Target, canali di vendita e prezzi
Due prodotti diversi per usi, target, segmenti di mercato e prezzi differenti. Il balsamico modenese Igp si trova anche nella gdo, ha un range di prezzo dai tre ai 50 euro, anche più, dipende dalle selezioni) per le confezioni da 250 cl, si presta a un uso quotidiano e trasversale dall’antipasto al dolce. L’aceto Dop viaggia nel settore di nicchia, si trova in negozi gourmet ed enoteche, spunta prezzi che vanno dai 50 euro per l’affinato ad almeno 100 euro per l’extravecchio (ma anche molto di più) ed è un prodotto da meditazione, perfetto da gustare in purezza.

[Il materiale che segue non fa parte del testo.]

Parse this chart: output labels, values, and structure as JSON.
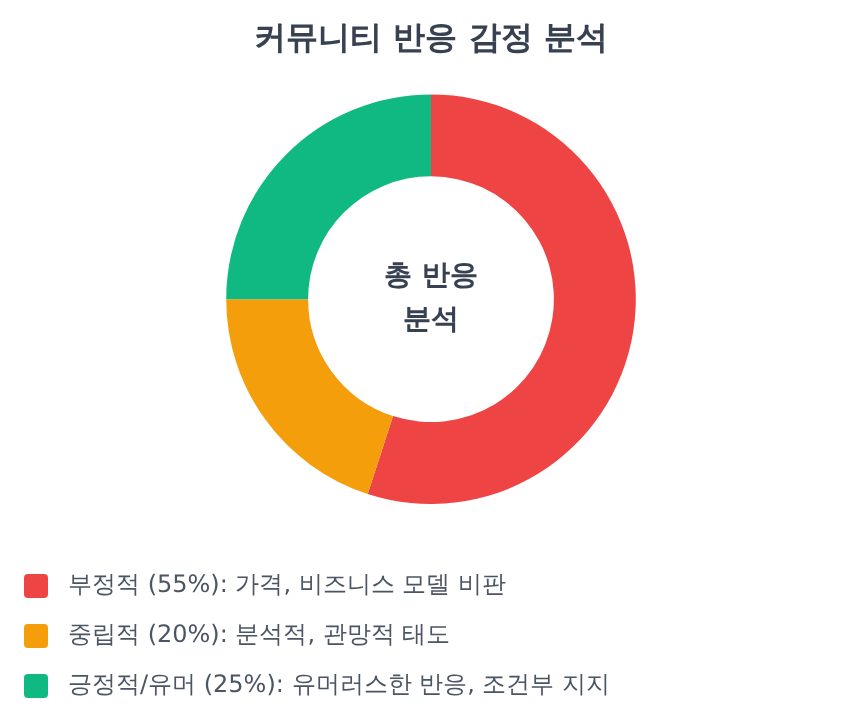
{
  "chart_data": {
    "type": "donut",
    "title": "커뮤니티 반응 감정 분석",
    "categories": [
      "부정적 (55%): 가격, 비즈니스 모델 비판",
      "중립적 (20%): 분석적, 관망적 태도",
      "긍정적/유머 (25%): 유머러스한 반응, 조건부 지지"
    ],
    "values": [
      55,
      20,
      25
    ],
    "colors": [
      "#ef4444",
      "#f59e0b",
      "#10b981"
    ],
    "annotations": [
      "총 반응 분석"
    ],
    "legend": "bottom left"
  }
}
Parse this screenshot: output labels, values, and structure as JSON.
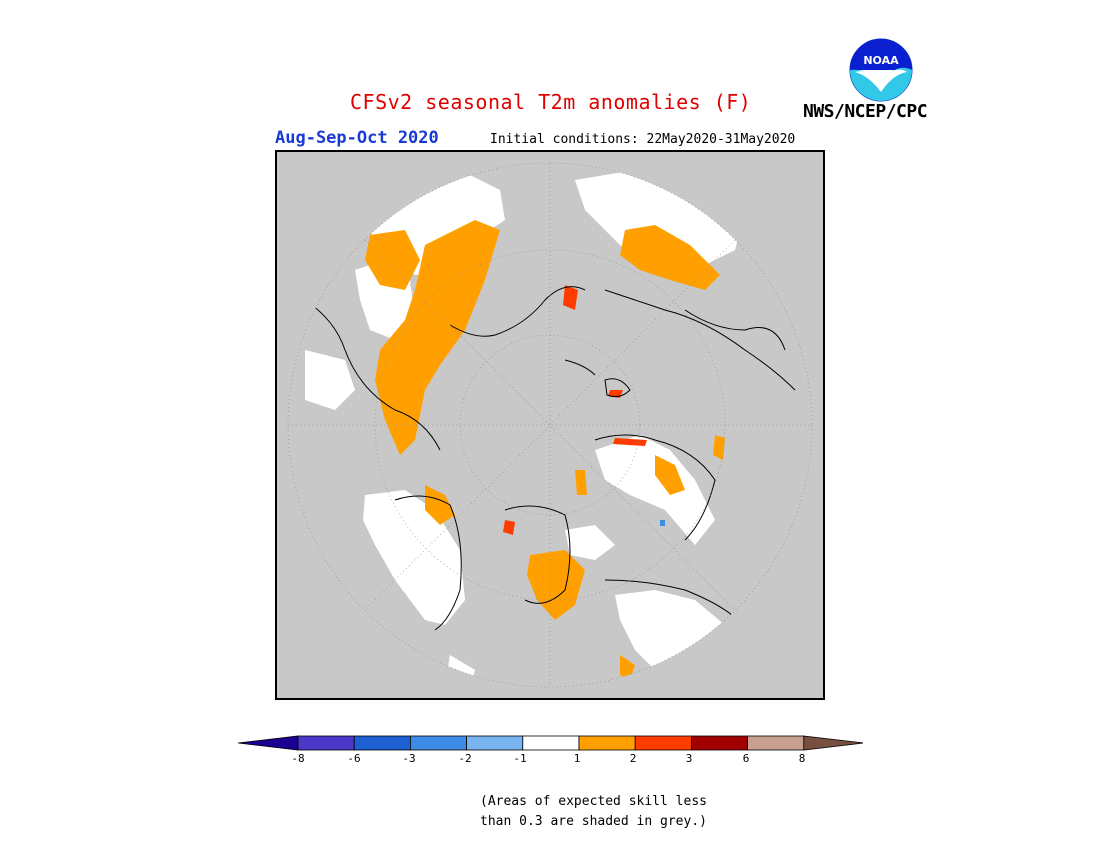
{
  "header": {
    "title": "CFSv2 seasonal T2m anomalies (F)",
    "agency": "NWS/NCEP/CPC",
    "logo_text": "NOAA",
    "season": "Aug-Sep-Oct 2020",
    "initial_conditions": "Initial conditions: 22May2020-31May2020"
  },
  "map": {
    "projection": "north polar stereographic",
    "background_color": "#c8c8c8",
    "outside_color": "#c8c8c8"
  },
  "legend": {
    "ticks": [
      "-8",
      "-6",
      "-3",
      "-2",
      "-1",
      "1",
      "2",
      "3",
      "6",
      "8"
    ],
    "colors": [
      "#1c0091",
      "#4b38c8",
      "#1e5fd2",
      "#3c8ce6",
      "#78b4f0",
      "#ffffff",
      "#ffa000",
      "#ff3c00",
      "#a00000",
      "#c8a090",
      "#785040"
    ],
    "note_line1": "(Areas of expected skill less",
    "note_line2": "than 0.3 are shaded in grey.)"
  }
}
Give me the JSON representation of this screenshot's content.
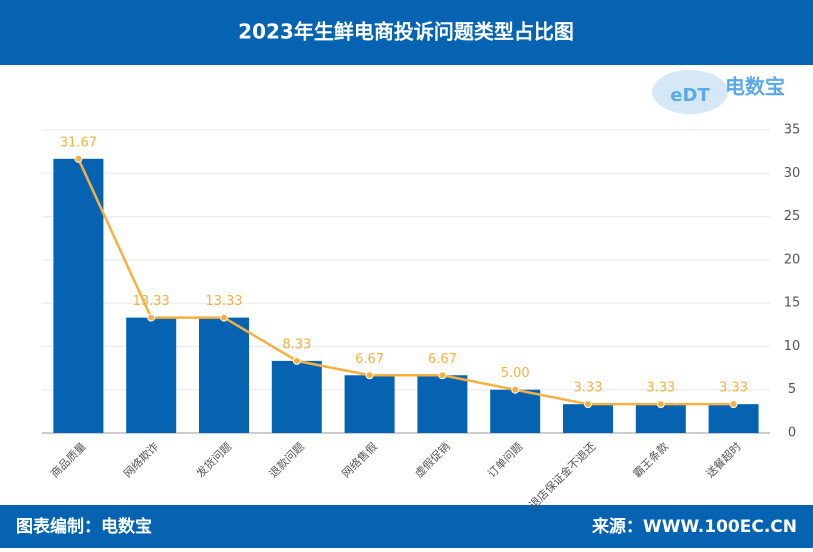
{
  "header": {
    "title": "2023年生鲜电商投诉问题类型占比图"
  },
  "logo": {
    "mark": "eDT",
    "name": "电数宝"
  },
  "footer": {
    "left": "图表编制：电数宝",
    "right": "来源：WWW.100EC.CN"
  },
  "chart_data": {
    "type": "bar-line",
    "categories": [
      "商品质量",
      "网络欺诈",
      "发货问题",
      "退款问题",
      "网络售假",
      "虚假促销",
      "订单问题",
      "退店保证金不退还",
      "霸王条款",
      "送餐超时"
    ],
    "series": [
      {
        "type": "bar",
        "color": "#0563b2",
        "values": [
          31.67,
          13.33,
          13.33,
          8.33,
          6.67,
          6.67,
          5,
          3.33,
          3.33,
          3.33
        ]
      },
      {
        "type": "line",
        "color": "#f5b041",
        "values": [
          31.67,
          13.33,
          13.33,
          8.33,
          6.67,
          6.67,
          5,
          3.33,
          3.33,
          3.33
        ],
        "value_labels": [
          "31.67",
          "13.33",
          "13.33",
          "8.33",
          "6.67",
          "6.67",
          "5.00",
          "3.33",
          "3.33",
          "3.33"
        ]
      }
    ],
    "ylim": [
      0,
      35
    ],
    "yticks": [
      0,
      5,
      10,
      15,
      20,
      25,
      30,
      35
    ],
    "grid": true
  }
}
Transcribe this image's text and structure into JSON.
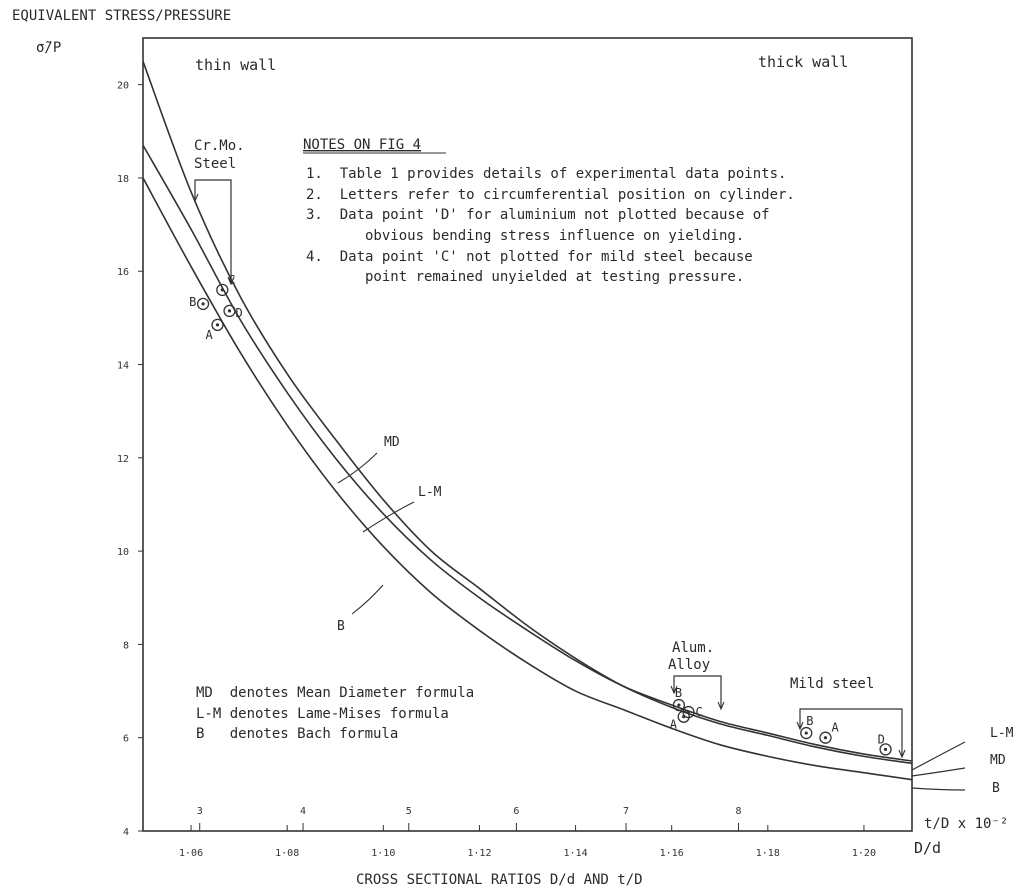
{
  "chart_data": {
    "type": "line",
    "title": "",
    "ylabel_line1": "EQUIVALENT STRESS/PRESSURE",
    "ylabel_line2": "σ̃/P",
    "xlabel": "CROSS SECTIONAL RATIOS D/d AND t/D",
    "x_axis_title": "D/d",
    "x2_axis_title": "t/D x 10⁻²",
    "xlim": [
      1.05,
      1.21
    ],
    "ylim": [
      4,
      21
    ],
    "x_ticks": [
      {
        "value": 1.06,
        "label": "1·06"
      },
      {
        "value": 1.08,
        "label": "1·08"
      },
      {
        "value": 1.1,
        "label": "1·10"
      },
      {
        "value": 1.12,
        "label": "1·12"
      },
      {
        "value": 1.14,
        "label": "1·14"
      },
      {
        "value": 1.16,
        "label": "1·16"
      },
      {
        "value": 1.18,
        "label": "1·18"
      },
      {
        "value": 1.2,
        "label": "1·20"
      }
    ],
    "y_ticks": [
      {
        "value": 4,
        "label": "4"
      },
      {
        "value": 6,
        "label": "6"
      },
      {
        "value": 8,
        "label": "8"
      },
      {
        "value": 10,
        "label": "10"
      },
      {
        "value": 12,
        "label": "12"
      },
      {
        "value": 14,
        "label": "14"
      },
      {
        "value": 16,
        "label": "16"
      },
      {
        "value": 18,
        "label": "18"
      },
      {
        "value": 20,
        "label": "20"
      }
    ],
    "secondary_ticks": [
      {
        "value": 1.0618,
        "label": "3"
      },
      {
        "value": 1.0833,
        "label": "4"
      },
      {
        "value": 1.1053,
        "label": "5"
      },
      {
        "value": 1.1277,
        "label": "6"
      },
      {
        "value": 1.1505,
        "label": "7"
      },
      {
        "value": 1.1739,
        "label": "8"
      }
    ],
    "series": [
      {
        "name": "MD",
        "curve_label": "MD",
        "end_label": "MD",
        "x": [
          1.05,
          1.06,
          1.07,
          1.08,
          1.09,
          1.1,
          1.11,
          1.12,
          1.13,
          1.14,
          1.15,
          1.16,
          1.17,
          1.18,
          1.19,
          1.2,
          1.21
        ],
        "y": [
          20.5,
          17.7,
          15.5,
          13.8,
          12.4,
          11.1,
          10.0,
          9.2,
          8.4,
          7.7,
          7.1,
          6.65,
          6.3,
          6.05,
          5.8,
          5.6,
          5.45
        ]
      },
      {
        "name": "L-M",
        "curve_label": "L-M",
        "end_label": "L-M",
        "x": [
          1.05,
          1.06,
          1.07,
          1.08,
          1.09,
          1.1,
          1.11,
          1.12,
          1.13,
          1.14,
          1.15,
          1.16,
          1.17,
          1.18,
          1.19,
          1.2,
          1.21
        ],
        "y": [
          18.7,
          16.9,
          15.0,
          13.4,
          12.0,
          10.8,
          9.8,
          9.0,
          8.3,
          7.65,
          7.1,
          6.7,
          6.35,
          6.1,
          5.85,
          5.65,
          5.5
        ]
      },
      {
        "name": "B",
        "curve_label": "B",
        "end_label": "B",
        "x": [
          1.05,
          1.06,
          1.07,
          1.08,
          1.09,
          1.1,
          1.11,
          1.12,
          1.13,
          1.14,
          1.15,
          1.16,
          1.17,
          1.18,
          1.19,
          1.2,
          1.21
        ],
        "y": [
          18.0,
          16.1,
          14.3,
          12.7,
          11.3,
          10.1,
          9.1,
          8.3,
          7.6,
          7.0,
          6.6,
          6.2,
          5.85,
          5.6,
          5.4,
          5.25,
          5.1
        ]
      }
    ],
    "data_points": [
      {
        "group": "Cr.Mo. Steel",
        "label": "C",
        "x": 1.0665,
        "y": 15.6
      },
      {
        "group": "Cr.Mo. Steel",
        "label": "B",
        "x": 1.0625,
        "y": 15.3
      },
      {
        "group": "Cr.Mo. Steel",
        "label": "D",
        "x": 1.068,
        "y": 15.15
      },
      {
        "group": "Cr.Mo. Steel",
        "label": "A",
        "x": 1.0655,
        "y": 14.85
      },
      {
        "group": "Alum. Alloy",
        "label": "B",
        "x": 1.1615,
        "y": 6.7
      },
      {
        "group": "Alum. Alloy",
        "label": "C",
        "x": 1.1635,
        "y": 6.55
      },
      {
        "group": "Alum. Alloy",
        "label": "A",
        "x": 1.1625,
        "y": 6.45
      },
      {
        "group": "Mild steel",
        "label": "B",
        "x": 1.188,
        "y": 6.1
      },
      {
        "group": "Mild steel",
        "label": "A",
        "x": 1.192,
        "y": 6.0
      },
      {
        "group": "Mild steel",
        "label": "D",
        "x": 1.2045,
        "y": 5.75
      }
    ],
    "region_labels": {
      "thin": "thin wall",
      "thick": "thick wall"
    },
    "groups": {
      "crmo": [
        "Cr.Mo.",
        "Steel"
      ],
      "alum": [
        "Alum.",
        "Alloy"
      ],
      "mild": [
        "Mild steel"
      ]
    },
    "notes": {
      "heading": "NOTES ON FIG 4",
      "lines": [
        "1.  Table 1 provides details of experimental data points.",
        "2.  Letters refer to circumferential position on cylinder.",
        "3.  Data point 'D' for aluminium not plotted because of",
        "       obvious bending stress influence on yielding.",
        "4.  Data point 'C' not plotted for mild steel because",
        "       point remained unyielded at testing pressure."
      ]
    },
    "legend": [
      "MD  denotes Mean Diameter formula",
      "L-M denotes Lame-Mises formula",
      "B   denotes Bach formula"
    ],
    "grid": false
  }
}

Come si usa l'aceto balsamico in cucina
Il balsamico di Modena Igp, dicevamo, è un prodotto più quotidiano, versatile e trasversale, da utilizzare con cibi freschi e in cottura, con ortaggi, carni bianche e rosse, pesci grassi, risotti, uova, dessert, cocktail, piatti classici e di ricerca. Il balsamico tradizionale Dop, con i suoi 12 o 25 anni sulle spalle, è un prodotto con una complessità e profondità maggiore ma non meno versatile dell’Igp. «Quando è giovane è indicato sulle verdure, crude o alla griglia – suggerisce Enrico Corsini, presidente del Consorzio di Tutela della Dop e di Le Terre del Balsamico – l’extravecchio si presta ad accompagnare il parmigiano reggiano, le fragole, il gelato alla crema, lo zabaione. Tre gocce fanno digerire: versatele sul dorso della mano, come il caviale, il calore della pelle esalterà i profumi e il sapore. Dà una marcia in più alle bollicine: provate lo spumante servito in un bicchiere avvinato con qualche goccia di extravecchio».
Per Maurizio Fini, gran maestro della Consorteria di Spilamberto, che del balsamico tradizionale si occupa di tramandare la cultura e l’arte di produrlo, «ha una versatilità eccezionale come aperitivo e come digestivo, apre lo stomaco e lo chiude – sorride il maestro Fini – sul parmigiano reggiano è un classico, ma è ideale anche su primi piatti, ad esempio al posto della foglia d’oro nel famoso risotto alla milanese di Gualtiero Marchesi, oppure con le carni. Nella nostra tradizione è sempre stato il condimento dei giorni di festa ma usato anche per impreziosire un piatto povero, come la frittata di cipolle: con qualche goccia di aceto balsamico tradizionale diventa una pietanza sopraffina».